Mr. Sousek now figures he lost half or more of his crop to the drought that scorched the midsection of the country. But he knows this, too: Things could have been much worse.
“You might say I’m pleasantly surprised with the yields,” says Sousek, who was harvesting his corn last week. “Considering what it went though this summer, the extreme heat and lack of rain, it still amazes me that it was able to produce as much as it has.”
Sousek isn’t the only one. Across the Corn Belt, farmers have expressed surprise that their corn endured drought as well as it did – much better, they say, than the varieties they planted just a decade or two ago. In Illinois, for example, one estimate suggests that corn farmers will lose one-quarter less of their crop than they did during the 1988 drought – in large part because of the seeds they planted.

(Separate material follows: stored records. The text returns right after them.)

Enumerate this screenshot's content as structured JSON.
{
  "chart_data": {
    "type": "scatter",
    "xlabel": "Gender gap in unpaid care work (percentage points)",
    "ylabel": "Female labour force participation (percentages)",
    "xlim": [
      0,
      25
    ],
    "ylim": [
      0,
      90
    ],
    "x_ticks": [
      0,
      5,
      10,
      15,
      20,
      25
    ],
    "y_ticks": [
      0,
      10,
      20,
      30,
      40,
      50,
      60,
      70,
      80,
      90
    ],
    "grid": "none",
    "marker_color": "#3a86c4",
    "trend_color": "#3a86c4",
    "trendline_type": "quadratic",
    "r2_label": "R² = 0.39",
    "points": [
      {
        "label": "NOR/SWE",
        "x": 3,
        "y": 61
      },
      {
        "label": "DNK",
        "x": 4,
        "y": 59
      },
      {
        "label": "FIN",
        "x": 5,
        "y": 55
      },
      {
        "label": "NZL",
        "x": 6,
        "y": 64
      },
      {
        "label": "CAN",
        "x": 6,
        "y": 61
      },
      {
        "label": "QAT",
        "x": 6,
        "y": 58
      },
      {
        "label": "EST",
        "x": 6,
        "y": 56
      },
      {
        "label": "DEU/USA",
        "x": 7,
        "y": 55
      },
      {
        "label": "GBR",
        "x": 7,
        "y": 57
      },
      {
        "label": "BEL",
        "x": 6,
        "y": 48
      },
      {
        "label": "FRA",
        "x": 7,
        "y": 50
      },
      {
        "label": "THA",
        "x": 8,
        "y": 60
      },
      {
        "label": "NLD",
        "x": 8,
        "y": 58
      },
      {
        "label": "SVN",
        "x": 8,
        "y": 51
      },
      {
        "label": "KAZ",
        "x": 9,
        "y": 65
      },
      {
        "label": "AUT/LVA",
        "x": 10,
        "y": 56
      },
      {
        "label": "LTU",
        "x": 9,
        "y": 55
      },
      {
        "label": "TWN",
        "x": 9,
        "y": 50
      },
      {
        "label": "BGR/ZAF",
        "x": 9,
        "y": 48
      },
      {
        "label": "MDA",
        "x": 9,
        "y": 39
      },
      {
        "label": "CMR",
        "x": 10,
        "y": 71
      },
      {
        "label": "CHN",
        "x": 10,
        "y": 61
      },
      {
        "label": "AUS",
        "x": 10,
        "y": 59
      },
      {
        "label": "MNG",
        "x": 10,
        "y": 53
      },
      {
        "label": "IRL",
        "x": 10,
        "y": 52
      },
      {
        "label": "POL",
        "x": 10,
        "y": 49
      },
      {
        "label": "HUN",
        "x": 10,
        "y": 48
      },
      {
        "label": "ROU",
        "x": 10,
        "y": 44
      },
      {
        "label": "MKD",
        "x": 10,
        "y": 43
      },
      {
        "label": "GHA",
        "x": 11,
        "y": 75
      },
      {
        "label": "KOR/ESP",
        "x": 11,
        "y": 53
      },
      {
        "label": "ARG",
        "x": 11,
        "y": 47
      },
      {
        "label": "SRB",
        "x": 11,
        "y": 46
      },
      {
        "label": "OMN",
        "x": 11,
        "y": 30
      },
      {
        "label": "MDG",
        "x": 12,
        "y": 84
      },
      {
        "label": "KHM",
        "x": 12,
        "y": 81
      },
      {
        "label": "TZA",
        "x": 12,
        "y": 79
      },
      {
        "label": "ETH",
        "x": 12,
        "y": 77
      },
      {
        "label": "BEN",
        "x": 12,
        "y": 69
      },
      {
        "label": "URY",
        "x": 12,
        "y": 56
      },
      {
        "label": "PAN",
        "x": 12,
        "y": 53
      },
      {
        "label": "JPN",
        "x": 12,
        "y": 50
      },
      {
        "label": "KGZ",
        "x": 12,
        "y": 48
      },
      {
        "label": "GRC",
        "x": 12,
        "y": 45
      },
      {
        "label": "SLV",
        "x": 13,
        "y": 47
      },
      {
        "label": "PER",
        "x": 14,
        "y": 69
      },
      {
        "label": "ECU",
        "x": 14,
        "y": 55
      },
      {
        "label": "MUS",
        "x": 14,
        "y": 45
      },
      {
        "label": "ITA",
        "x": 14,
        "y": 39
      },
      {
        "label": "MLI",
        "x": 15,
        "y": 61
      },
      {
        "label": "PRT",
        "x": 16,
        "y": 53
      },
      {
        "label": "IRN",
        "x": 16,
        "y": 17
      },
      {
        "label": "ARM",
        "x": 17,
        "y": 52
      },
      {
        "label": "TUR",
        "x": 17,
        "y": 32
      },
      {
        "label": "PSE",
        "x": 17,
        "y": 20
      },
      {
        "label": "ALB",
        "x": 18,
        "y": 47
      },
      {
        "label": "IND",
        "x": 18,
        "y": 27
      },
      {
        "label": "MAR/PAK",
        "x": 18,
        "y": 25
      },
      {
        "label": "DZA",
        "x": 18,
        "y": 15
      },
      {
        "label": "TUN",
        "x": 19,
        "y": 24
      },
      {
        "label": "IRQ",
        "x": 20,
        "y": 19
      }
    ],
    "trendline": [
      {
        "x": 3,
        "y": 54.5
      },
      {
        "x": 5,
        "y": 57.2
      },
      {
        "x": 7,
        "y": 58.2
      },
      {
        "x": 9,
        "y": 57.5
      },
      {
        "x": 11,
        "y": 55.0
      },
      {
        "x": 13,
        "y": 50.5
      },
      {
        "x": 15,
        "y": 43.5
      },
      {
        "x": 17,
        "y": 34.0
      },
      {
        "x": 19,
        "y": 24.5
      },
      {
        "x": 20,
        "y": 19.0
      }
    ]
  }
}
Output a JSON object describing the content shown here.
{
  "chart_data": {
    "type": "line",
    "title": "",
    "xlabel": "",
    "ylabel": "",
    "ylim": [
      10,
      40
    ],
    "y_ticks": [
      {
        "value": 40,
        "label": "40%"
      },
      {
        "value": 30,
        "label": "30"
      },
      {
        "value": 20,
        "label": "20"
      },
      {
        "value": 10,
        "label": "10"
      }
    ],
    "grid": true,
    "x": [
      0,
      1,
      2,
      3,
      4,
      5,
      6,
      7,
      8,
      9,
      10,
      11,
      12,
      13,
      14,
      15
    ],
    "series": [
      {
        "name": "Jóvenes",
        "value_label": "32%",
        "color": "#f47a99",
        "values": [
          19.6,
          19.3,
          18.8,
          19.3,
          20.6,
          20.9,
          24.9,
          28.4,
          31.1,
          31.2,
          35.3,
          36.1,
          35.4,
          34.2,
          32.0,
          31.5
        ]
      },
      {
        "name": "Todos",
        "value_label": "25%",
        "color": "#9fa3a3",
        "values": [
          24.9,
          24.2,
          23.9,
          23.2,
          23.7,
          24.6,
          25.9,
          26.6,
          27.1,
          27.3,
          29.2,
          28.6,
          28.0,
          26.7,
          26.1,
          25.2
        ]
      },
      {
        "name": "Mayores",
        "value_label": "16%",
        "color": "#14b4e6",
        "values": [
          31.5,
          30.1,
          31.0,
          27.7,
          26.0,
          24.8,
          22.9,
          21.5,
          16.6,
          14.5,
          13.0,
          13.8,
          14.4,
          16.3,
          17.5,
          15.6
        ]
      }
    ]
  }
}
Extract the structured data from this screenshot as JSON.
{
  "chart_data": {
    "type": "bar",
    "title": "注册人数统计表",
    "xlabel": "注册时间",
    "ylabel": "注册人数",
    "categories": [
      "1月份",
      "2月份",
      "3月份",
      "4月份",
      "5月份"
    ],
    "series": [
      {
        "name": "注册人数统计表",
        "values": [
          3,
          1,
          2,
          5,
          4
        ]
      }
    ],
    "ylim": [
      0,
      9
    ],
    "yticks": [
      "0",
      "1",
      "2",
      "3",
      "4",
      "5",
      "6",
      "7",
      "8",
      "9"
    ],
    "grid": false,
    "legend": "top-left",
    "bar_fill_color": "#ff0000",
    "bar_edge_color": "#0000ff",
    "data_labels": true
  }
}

Farmers are benefiting from decades of research in plant breeding combined with a growing interest in crops that can better tolerate drought and other stress. Indeed, research has shown that vulnerability to drought is one of the chief limits to crop production around the world. Meanwhile, gene mapping and other innovations have enabled scientists to develop new varieties with much greater speed and precision than before.
The results are startling, and have implications far beyond the the survival of one year’s harvest in the Midwest. In a world of rising temperatures and population, improvements in drought tolerance are especially urgent.
“We’re heading for 9 billion people in the future,” says Mitch Tuinstra, a researcher at Purdue University in West Lafayette, Ind., who has worked on drought tolerance in corn and sorghum. “If climate change is important, and we have to double the amount of grains we produce, we have to think about how we’re going to adopt to conditions like those we had in the United States this year.”
The improvements are not a cure, say experts. The US Department of Agriculture estimates that farmers this year will harvest 13 percent less corn than last year, despite planting 4 percent more acres.
“Drought can wreak a lot of havoc on crops, even today,” says Emerson Nafziger, a crop specialist at the University of Illinois at Urbana-Champaign.
But the research of the past few decades has yielded plants that are much better at withstanding the conditions that withered crops this year – and that this resilience helped limit farmers’ losses. According to his early projections, Illinois corn farmers will probably lose about 33 percent of their crop this year, compared with 44 percent during the 1988 drought.
“If we had the hybrids we had in ’88, we’d be looking at lower yields,” says Mr. Nafziger.
Other farmers agree with Nafziger and Sousek.
“Our yields didn’t dip nearly as much,” says Leon Corzine, who farms in Assumption, Ill., and recalls how 1988 devastated his crop.
Bruce Rohwer, a farmer in Paulina, Iowa, marvelled at how his corn stayed green this year while lawns turned brown – then perked up quickly after August rains. “The plant is absolutely phenomenal, what it can do,” he says.
Several years ago, researchers at Dupont Pioneer, the world’s third-largest seed company, planted modern corn hybrids next to top corn varieties from the past 80 years and exposed the plants to dry conditions. They found that today’s corn is three times more drought tolerant than varieties from the 1930s – and that much of the improvement was in varieties from the past 20 years.
“When you see it in the fields, it’s quite dramatic,“ says Jeff Schussler, senior research manager for Maize Stress at Dupont Pioneer.
Researchers around the world are working to increase the drought tolerance of many crops, including rice, wheat, and sorghum. But corn, the world’s most abundant grain and an immensely profitable crop, has been the focus of research in the United States. Commercial seed companies began marketing drought-tolerant hybrids several years ago, and next year Monsanto, the world’s largest seed company, plans to begin selling genetically modified seed that it says confers even greater drought tolerance.
Farmers are following these developments closely. DuPont Pioneer says farmers planted its drought-resistant AQUAmax seed on 2.5 million acres this year, and it expects them to plant even more next year.
“There’s a huge interest in anything that’s going to get you a crop when you have a situation like this,” says Greg Kruger, an agronomist at the University of Nebraska, Lincoln.
Scientists say modern crops are better at tolerating drought because of improvements like more efficient roots and greater resistance to insects. Farmers also deserve credit for adopting practices like “conservation tillage,” which preserve soil moisture and make it easier for plants to send their roots deep.
Mr. Tuinstra of Purdue says his own research, which involves cross-breeding plants from a wide range of the world’s 20,000 corn varieties, has shown promise. But making plants more drought tolerant is far from easy. The biggest challenge, scientists say, is to produce crops versatile enough to do well when the rains fail, but also when they don’t.
Moreover, “it’s going to be hard” to match past gains, says Mr. Schussler of Dupont Pioneer. “We have made major improvements already, optimizing parts of the plant.”
For his part, Mr. Corzine of Assumption worries that farmers will expect too much. “There’s no miracle cure for extreme weather,” he says. Still, he’s considering planting “a few bags” of the newest drought-tolerant varieties next year. “I might try a little bit of that and see how it does.”